Switching from Medicare Advantage back to Original Medicare is possible during the Medicare Advantage Open Enrollment Period (OEP), which runs January 1 through March 31 each year. During OEP, you can drop your Medicare Advantage plan and return to Original Medicare, and you can also add a standalone Part D prescription drug plan. However, returning to Original Medicare does not automatically guarantee you Medigap coverage — in most states, insurers can use medical underwriting to deny or price Medigap policies based on your health history if you're outside a guaranteed issue window. The exceptions are beneficiaries in states with birthday rule protections: California, Idaho, Illinois, Kentucky, Louisiana, Maine, Maryland, Missouri, Nevada, New Jersey, New York, Oklahoma, and Oregon all provide a 30-day window around your birthday each year to switch Medigap plans without medical underwriting.
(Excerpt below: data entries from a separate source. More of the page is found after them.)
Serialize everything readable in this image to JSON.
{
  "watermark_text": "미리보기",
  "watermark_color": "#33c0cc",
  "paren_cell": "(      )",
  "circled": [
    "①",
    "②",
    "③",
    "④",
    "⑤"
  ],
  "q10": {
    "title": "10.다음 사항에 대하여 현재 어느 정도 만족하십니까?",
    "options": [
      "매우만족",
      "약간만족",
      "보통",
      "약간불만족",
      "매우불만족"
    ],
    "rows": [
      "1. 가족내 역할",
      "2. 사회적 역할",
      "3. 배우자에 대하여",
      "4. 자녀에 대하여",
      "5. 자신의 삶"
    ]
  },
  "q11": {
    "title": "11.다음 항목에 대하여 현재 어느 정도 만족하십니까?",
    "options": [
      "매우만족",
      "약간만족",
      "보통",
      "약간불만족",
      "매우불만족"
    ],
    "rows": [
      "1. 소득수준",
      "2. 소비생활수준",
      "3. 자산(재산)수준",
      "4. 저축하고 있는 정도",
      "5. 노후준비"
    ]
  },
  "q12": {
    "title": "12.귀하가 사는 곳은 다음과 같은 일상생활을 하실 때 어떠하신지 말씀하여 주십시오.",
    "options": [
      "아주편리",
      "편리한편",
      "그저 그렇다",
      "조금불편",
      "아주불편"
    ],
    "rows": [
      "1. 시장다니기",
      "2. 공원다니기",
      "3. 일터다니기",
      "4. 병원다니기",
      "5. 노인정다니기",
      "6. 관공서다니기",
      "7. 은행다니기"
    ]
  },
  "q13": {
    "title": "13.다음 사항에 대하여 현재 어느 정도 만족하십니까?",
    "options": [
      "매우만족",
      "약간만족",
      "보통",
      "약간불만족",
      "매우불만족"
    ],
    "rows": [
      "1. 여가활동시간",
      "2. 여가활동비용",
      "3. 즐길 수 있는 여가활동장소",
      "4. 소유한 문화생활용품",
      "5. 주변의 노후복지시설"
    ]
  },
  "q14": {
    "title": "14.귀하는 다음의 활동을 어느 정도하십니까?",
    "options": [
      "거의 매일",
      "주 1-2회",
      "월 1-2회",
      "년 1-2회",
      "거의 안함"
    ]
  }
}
The broader policy debate around Medicare Advantage overpayments is unlikely to be resolved quickly. The insurance industry argues that Medicare Advantage plans deliver better care coordination and lower hospitalization rates that justify their payment levels, and some research does support improved outcomes for certain populations. But independent analysts at KFF (formerly the Kaiser Family Foundation) and MedPAC have consistently found that the payment differential exceeds any documented efficiency gains. For now, the most practical step you can take is to use Medicare's Plan Finder tool at Medicare.gov to compare your current plan's star rating, out-of-pocket maximum, drug formulary, and network against alternatives in your ZIP code — and to call 1-800-MEDICARE (1-800-633-4227) if you want personalized guidance on whether switching plans or coverage types makes sense for your specific situation.